Morale et littérature

« Morale » est un mot qui vient du latin mores (comportements, mœurs).

La littérature a une portée morale non parce qu’elle dirait ce qu’il faut faire pour bien faire, comment il faut agir pour bien agir, mais parce que les œuvres littéraires, par-delà le bien et le mal, par-delà le jugement moral, représentent les mœurs, les comportements. Sans juger. Pour chercher à les comprendre.

Un écrivain n’est donc pas un moralisateur, mais un moraliste : il cherche à représenter les mœurs, les comportements des humains, particulièrement leur travers. Il vise autant à distraire le lecteur qu’à le faire réfléchir sur lui-même et les autres, sur lui-même en relation avec les autres.

Le philosophe allemand Nietzsche invitait à philosopher à coup de marteau non pour fracasser les valeurs, constructions arbitraires que souvent les humains absolutisent à tort, mais pour les faire tinter et en donner à entendre le creux, la fausseté (comme est fausse une note de musique). « Quant aux idoles qu’il s’agit d’ausculter, ce ne sont cette fois pas des idoles de l’époque, mais des idoles éternelles, que l’on frappe ici du marteau comme d’un diapason — il n’est pas d’idoles plus anciennes, plus sûres de leur fait, plus enflées de leur importance… » (Friedrich Nietzsche, Le Crépuscule des Idoles »

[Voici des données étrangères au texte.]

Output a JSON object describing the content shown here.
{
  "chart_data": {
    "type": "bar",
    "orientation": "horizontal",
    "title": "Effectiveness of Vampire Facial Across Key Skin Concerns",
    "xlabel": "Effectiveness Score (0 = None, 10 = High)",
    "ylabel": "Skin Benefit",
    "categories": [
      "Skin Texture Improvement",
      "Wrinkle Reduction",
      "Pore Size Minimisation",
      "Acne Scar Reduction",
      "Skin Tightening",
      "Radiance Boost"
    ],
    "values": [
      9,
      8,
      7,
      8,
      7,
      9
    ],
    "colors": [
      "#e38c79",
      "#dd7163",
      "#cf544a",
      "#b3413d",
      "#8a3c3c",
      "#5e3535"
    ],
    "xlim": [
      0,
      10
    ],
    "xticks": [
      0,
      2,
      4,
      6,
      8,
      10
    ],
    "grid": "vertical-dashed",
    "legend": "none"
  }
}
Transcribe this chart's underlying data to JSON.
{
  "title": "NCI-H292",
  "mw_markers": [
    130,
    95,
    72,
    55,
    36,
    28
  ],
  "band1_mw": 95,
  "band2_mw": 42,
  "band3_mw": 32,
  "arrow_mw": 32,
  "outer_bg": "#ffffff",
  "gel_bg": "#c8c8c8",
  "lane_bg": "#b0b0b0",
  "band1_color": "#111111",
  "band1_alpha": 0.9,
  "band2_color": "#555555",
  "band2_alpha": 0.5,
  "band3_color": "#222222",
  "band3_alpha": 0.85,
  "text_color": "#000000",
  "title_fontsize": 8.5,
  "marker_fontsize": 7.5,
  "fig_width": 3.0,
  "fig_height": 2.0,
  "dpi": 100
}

Milan Kundera, romancier français d’origine tchèque, a insisté souvent sur cela :

 « Découvrir ce que seul un roman puisse découvrir,c’est la seule raison d’être d’un roman. Le roman qui ne découvre pas une portion jusque là inconnue de l’existence est immoral. La connaissance est la seule morale du roman. » (Milan Kundera)

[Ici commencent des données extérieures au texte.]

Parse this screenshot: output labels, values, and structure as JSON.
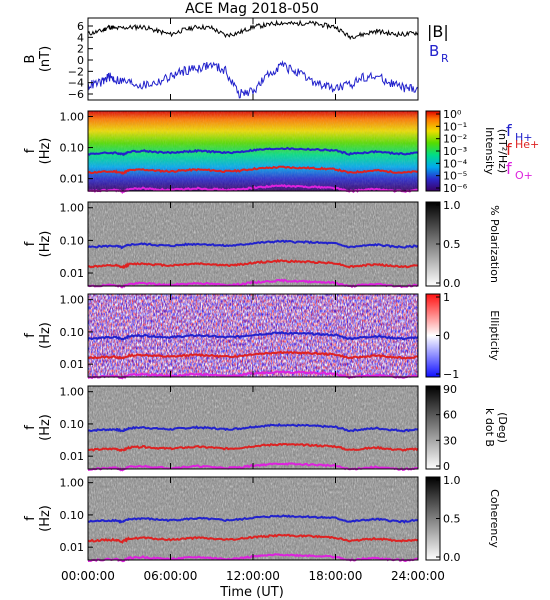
{
  "title": "ACE Mag 2018-050",
  "x_axis": {
    "label": "Time (UT)",
    "ticks": [
      "00:00:00",
      "06:00:00",
      "12:00:00",
      "18:00:00",
      "24:00:00"
    ]
  },
  "legend": {
    "field": {
      "abs_b": "|B|",
      "br": "B",
      "br_sub": "R"
    },
    "freqs": [
      {
        "base": "f",
        "sub": "H+",
        "color": "#2222cc"
      },
      {
        "base": "f",
        "sup": "He+",
        "color": "#dd2222"
      },
      {
        "base": "f",
        "sub": "O+",
        "color": "#dd22dd"
      }
    ]
  },
  "panels": [
    {
      "id": "field",
      "ylabel": "B",
      "ylabel2": "(nT)",
      "yticks": [
        "6",
        "4",
        "2",
        "0",
        "−2",
        "−4",
        "−6"
      ],
      "cmap": "none"
    },
    {
      "id": "intensity",
      "ylabel": "f",
      "ylabel2": "(Hz)",
      "yticks": [
        "1.00",
        "0.10",
        "0.01"
      ],
      "cmap": "rainbow",
      "cbar_label": "Intensity",
      "cbar_label2": "(nT²/Hz)",
      "cbar_ticks": [
        "10⁰",
        "10⁻¹",
        "10⁻²",
        "10⁻³",
        "10⁻⁴",
        "10⁻⁵",
        "10⁻⁶"
      ]
    },
    {
      "id": "polarization",
      "ylabel": "f",
      "ylabel2": "(Hz)",
      "yticks": [
        "1.00",
        "0.10",
        "0.01"
      ],
      "cmap": "gray",
      "cbar_label": "% Polarization",
      "cbar_label2": "",
      "cbar_ticks": [
        "1.0",
        "0.5",
        "0.0"
      ]
    },
    {
      "id": "ellipticity",
      "ylabel": "f",
      "ylabel2": "(Hz)",
      "yticks": [
        "1.00",
        "0.10",
        "0.01"
      ],
      "cmap": "bwr",
      "cbar_label": "Ellipticity",
      "cbar_label2": "",
      "cbar_ticks": [
        "1",
        "0",
        "−1"
      ]
    },
    {
      "id": "kdotb",
      "ylabel": "f",
      "ylabel2": "(Hz)",
      "yticks": [
        "1.00",
        "0.10",
        "0.01"
      ],
      "cmap": "gray",
      "cbar_label": "k dot B",
      "cbar_label2": "(Deg)",
      "cbar_ticks": [
        "90",
        "60",
        "30",
        "0"
      ]
    },
    {
      "id": "coherency",
      "ylabel": "f",
      "ylabel2": "(Hz)",
      "yticks": [
        "1.00",
        "0.10",
        "0.01"
      ],
      "cmap": "gray",
      "cbar_label": "Coherency",
      "cbar_label2": "",
      "cbar_ticks": [
        "1.0",
        "0.5",
        "0.0"
      ]
    }
  ],
  "chart_data": {
    "type": "line",
    "x_range_hours": [
      0,
      24
    ],
    "field_panel": {
      "ylim": [
        -7,
        7
      ],
      "series": [
        {
          "name": "|B|",
          "color": "#000000",
          "x": [
            0,
            1,
            1.5,
            2,
            3,
            4,
            5,
            6,
            7,
            8,
            9,
            10,
            11,
            12,
            13,
            14,
            15,
            16,
            17,
            18,
            19,
            20,
            21,
            22,
            23,
            24
          ],
          "y": [
            4.3,
            4.8,
            5.5,
            5.2,
            5.4,
            5.5,
            4.8,
            4.2,
            5.0,
            5.5,
            5.3,
            4.0,
            4.5,
            5.5,
            5.8,
            6.2,
            6.0,
            6.2,
            5.8,
            5.5,
            3.8,
            4.2,
            4.8,
            4.3,
            4.2,
            4.5
          ]
        },
        {
          "name": "B_R",
          "color": "#2222cc",
          "x": [
            0,
            1,
            1.5,
            2,
            3,
            4,
            5,
            6,
            7,
            8,
            9,
            10,
            11,
            12,
            13,
            14,
            15,
            16,
            17,
            18,
            19,
            20,
            21,
            22,
            23,
            24
          ],
          "y": [
            -4.5,
            -4.0,
            -3.0,
            -3.5,
            -4.0,
            -4.5,
            -4.0,
            -3.0,
            -2.0,
            -1.5,
            -1.0,
            -2.0,
            -6.0,
            -5.5,
            -3.0,
            -1.0,
            -2.0,
            -3.5,
            -4.5,
            -5.0,
            -4.5,
            -3.0,
            -3.0,
            -4.0,
            -5.0,
            -5.0
          ]
        }
      ]
    },
    "frequency_panels": {
      "yscale": "log",
      "ylim_hz": [
        0.004,
        1.5
      ],
      "series": [
        {
          "name": "fH+",
          "color": "#2222cc",
          "x": [
            0,
            1,
            2,
            2.5,
            3,
            4,
            5,
            6,
            7,
            8,
            9,
            10,
            11,
            12,
            13,
            14,
            15,
            16,
            17,
            18,
            19,
            20,
            21,
            22,
            23,
            24
          ],
          "y": [
            0.062,
            0.066,
            0.068,
            0.06,
            0.074,
            0.078,
            0.072,
            0.068,
            0.074,
            0.078,
            0.074,
            0.068,
            0.072,
            0.082,
            0.088,
            0.094,
            0.09,
            0.088,
            0.084,
            0.08,
            0.062,
            0.068,
            0.074,
            0.066,
            0.062,
            0.068
          ]
        },
        {
          "name": "fHe+",
          "color": "#dd2222",
          "x": [
            0,
            1,
            2,
            2.5,
            3,
            4,
            5,
            6,
            7,
            8,
            9,
            10,
            11,
            12,
            13,
            14,
            15,
            16,
            17,
            18,
            19,
            20,
            21,
            22,
            23,
            24
          ],
          "y": [
            0.0155,
            0.0165,
            0.017,
            0.015,
            0.0185,
            0.0195,
            0.018,
            0.017,
            0.0185,
            0.0195,
            0.0185,
            0.017,
            0.018,
            0.0205,
            0.022,
            0.0235,
            0.0225,
            0.022,
            0.021,
            0.02,
            0.0155,
            0.017,
            0.0185,
            0.0165,
            0.0155,
            0.017
          ]
        },
        {
          "name": "fO+",
          "color": "#dd22dd",
          "x": [
            0,
            1,
            2,
            2.5,
            3,
            4,
            5,
            6,
            7,
            8,
            9,
            10,
            11,
            12,
            13,
            14,
            15,
            16,
            17,
            18,
            19,
            20,
            21,
            22,
            23,
            24
          ],
          "y": [
            0.0039,
            0.0041,
            0.0043,
            0.0038,
            0.0046,
            0.0049,
            0.0045,
            0.0043,
            0.0046,
            0.0049,
            0.0046,
            0.0043,
            0.0045,
            0.0051,
            0.0055,
            0.0059,
            0.0056,
            0.0055,
            0.0053,
            0.005,
            0.0039,
            0.0043,
            0.0046,
            0.0041,
            0.0039,
            0.0043
          ]
        }
      ]
    }
  }
}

« Suspendre le jugement moral ce n’est pas l’immoralité du roman, c’est sa morale. La morale qui s’oppose à l’indéracinable pratique humaine de juger tout de suite, sans cesse, et tout le monde, de juger avant et sans comprendre. Cette fervente disponibilité à juger est, du point de vue de la sagesse du roman, la plus détestable bêtise, le plus pernicieux mal. Non que le romancier conteste, dans l’absolu, la légitimité du jugement moral, mais il le renvoie au-delà du roman. Là, si cela vous chante, accusez Panurge pour sa lâcheté, accusez Emma Bovary, accusez Rastignac, c’est votre affaire ; le romancier n’y peut rien. » (Milan Kundera, Les testaments trahis, 1993)

Les écrivains classiques du 17ème siècle ont donné un très grand nombre de moralistes.

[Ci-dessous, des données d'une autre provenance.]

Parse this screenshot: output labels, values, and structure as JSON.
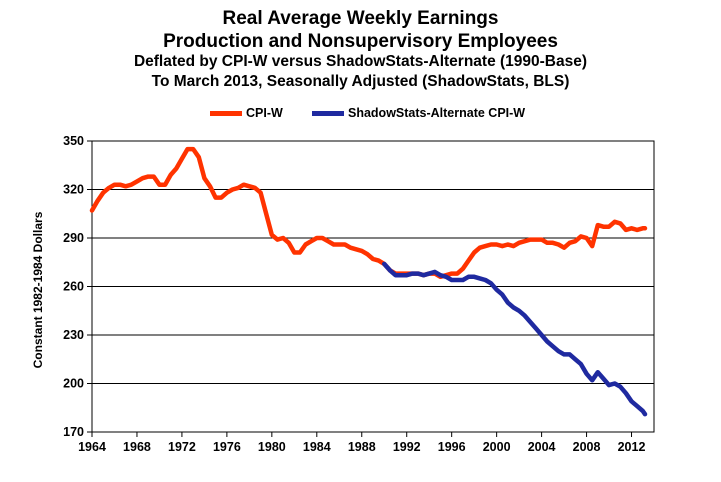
{
  "chart_data": {
    "type": "line",
    "title": "Real Average Weekly Earnings",
    "subtitle_lines": [
      "Production and Nonsupervisory Employees",
      "Deflated by CPI-W versus ShadowStats-Alternate (1990-Base)",
      "To March 2013, Seasonally Adjusted (ShadowStats, BLS)"
    ],
    "xlabel": "",
    "ylabel": "Constant 1982-1984 Dollars",
    "xlim": [
      1964,
      2014
    ],
    "ylim": [
      170,
      350
    ],
    "x_ticks": [
      1964,
      1968,
      1972,
      1976,
      1980,
      1984,
      1988,
      1992,
      1996,
      2000,
      2004,
      2008,
      2012
    ],
    "y_ticks": [
      170,
      200,
      230,
      260,
      290,
      320,
      350
    ],
    "grid": "horizontal",
    "legend_position": "top-center",
    "series": [
      {
        "name": "CPI-W",
        "color": "#ff3300",
        "x": [
          1964.0,
          1964.5,
          1965.0,
          1965.5,
          1966.0,
          1966.5,
          1967.0,
          1967.5,
          1968.0,
          1968.5,
          1969.0,
          1969.5,
          1970.0,
          1970.5,
          1971.0,
          1971.5,
          1972.0,
          1972.5,
          1973.0,
          1973.5,
          1974.0,
          1974.5,
          1975.0,
          1975.5,
          1976.0,
          1976.5,
          1977.0,
          1977.5,
          1978.0,
          1978.5,
          1979.0,
          1979.5,
          1980.0,
          1980.5,
          1981.0,
          1981.5,
          1982.0,
          1982.5,
          1983.0,
          1983.5,
          1984.0,
          1984.5,
          1985.0,
          1985.5,
          1986.0,
          1986.5,
          1987.0,
          1987.5,
          1988.0,
          1988.5,
          1989.0,
          1989.5,
          1990.0,
          1990.5,
          1991.0,
          1991.5,
          1992.0,
          1992.5,
          1993.0,
          1993.5,
          1994.0,
          1994.5,
          1995.0,
          1995.5,
          1996.0,
          1996.5,
          1997.0,
          1997.5,
          1998.0,
          1998.5,
          1999.0,
          1999.5,
          2000.0,
          2000.5,
          2001.0,
          2001.5,
          2002.0,
          2002.5,
          2003.0,
          2003.5,
          2004.0,
          2004.5,
          2005.0,
          2005.5,
          2006.0,
          2006.5,
          2007.0,
          2007.5,
          2008.0,
          2008.5,
          2009.0,
          2009.5,
          2010.0,
          2010.5,
          2011.0,
          2011.5,
          2012.0,
          2012.5,
          2013.0,
          2013.2
        ],
        "values": [
          307,
          313,
          318,
          321,
          323,
          323,
          322,
          323,
          325,
          327,
          328,
          328,
          323,
          323,
          329,
          333,
          339,
          345,
          345,
          340,
          327,
          322,
          315,
          315,
          318,
          320,
          321,
          323,
          322,
          321,
          318,
          305,
          292,
          289,
          290,
          287,
          281,
          281,
          286,
          288,
          290,
          290,
          288,
          286,
          286,
          286,
          284,
          283,
          282,
          280,
          277,
          276,
          274,
          270,
          268,
          268,
          268,
          268,
          268,
          267,
          268,
          268,
          266,
          267,
          268,
          268,
          271,
          276,
          281,
          284,
          285,
          286,
          286,
          285,
          286,
          285,
          287,
          288,
          289,
          289,
          289,
          287,
          287,
          286,
          284,
          287,
          288,
          291,
          290,
          285,
          298,
          297,
          297,
          300,
          299,
          295,
          296,
          295,
          296,
          296
        ]
      },
      {
        "name": "ShadowStats-Alternate CPI-W",
        "color": "#1f2aa0",
        "x": [
          1990.0,
          1990.5,
          1991.0,
          1991.5,
          1992.0,
          1992.5,
          1993.0,
          1993.5,
          1994.0,
          1994.5,
          1995.0,
          1995.5,
          1996.0,
          1996.5,
          1997.0,
          1997.5,
          1998.0,
          1998.5,
          1999.0,
          1999.5,
          2000.0,
          2000.5,
          2001.0,
          2001.5,
          2002.0,
          2002.5,
          2003.0,
          2003.5,
          2004.0,
          2004.5,
          2005.0,
          2005.5,
          2006.0,
          2006.5,
          2007.0,
          2007.5,
          2008.0,
          2008.5,
          2009.0,
          2009.5,
          2010.0,
          2010.5,
          2011.0,
          2011.5,
          2012.0,
          2012.5,
          2013.0,
          2013.2
        ],
        "values": [
          274,
          270,
          267,
          267,
          267,
          268,
          268,
          267,
          268,
          269,
          267,
          266,
          264,
          264,
          264,
          266,
          266,
          265,
          264,
          262,
          258,
          255,
          250,
          247,
          245,
          242,
          238,
          234,
          230,
          226,
          223,
          220,
          218,
          218,
          215,
          212,
          206,
          202,
          207,
          203,
          199,
          200,
          198,
          194,
          189,
          186,
          183,
          181
        ]
      }
    ]
  }
}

Des auteurs de portraits comme La Bruyère :

« Giton a le teint frais, le visage plein et les joues pendantes, l’œil fixe et assuré, les épaules larges, l’estomac haut, la démarche ferme et délibérée. Il parle avec confiance ; il fait répéter celui qui l’entretient, et il ne goûte que  médiocrement tout ce qu’il lui dit. Il déploie un ample mouchoir et se mouche avec grand bruit ; il crache fort loin, et il  éternue fort haut. Il dort le jour, il dort la nuit, et profondément ; il ronfle en compagnie. Il occupe à table et à la  promenade plus de place qu’un autre. Il tient le milieu en se promenant avec ses égaux ; il s’arrête, et l’on s’arrête ; il  continue de marcher, et l’on marche : tous se règlent sur lui. Il interrompt, il redresse ceux qui ont la parole : on ne  l’interrompt pas, on l’écoute aussi longtemps qu’il veut parler ; on est de son avis, on croit les nouvelles qu’il débite. S’il  s’assied, vous le voyez s’enfoncer dans un fauteuil, croiser les jambes l’une sur l’autre, froncer le sourcil, abaisser son  chapeau sur ses yeux pour ne voir personne, ou le relever ensuite, et découvrir son front par fierté et par audace. Il est  enjoué, grand rieur, impatient, présomptueux, colère, libertin, politique, mystérieux sur les affaires du temps ; il se croit  du talent et de l’esprit. Il est riche.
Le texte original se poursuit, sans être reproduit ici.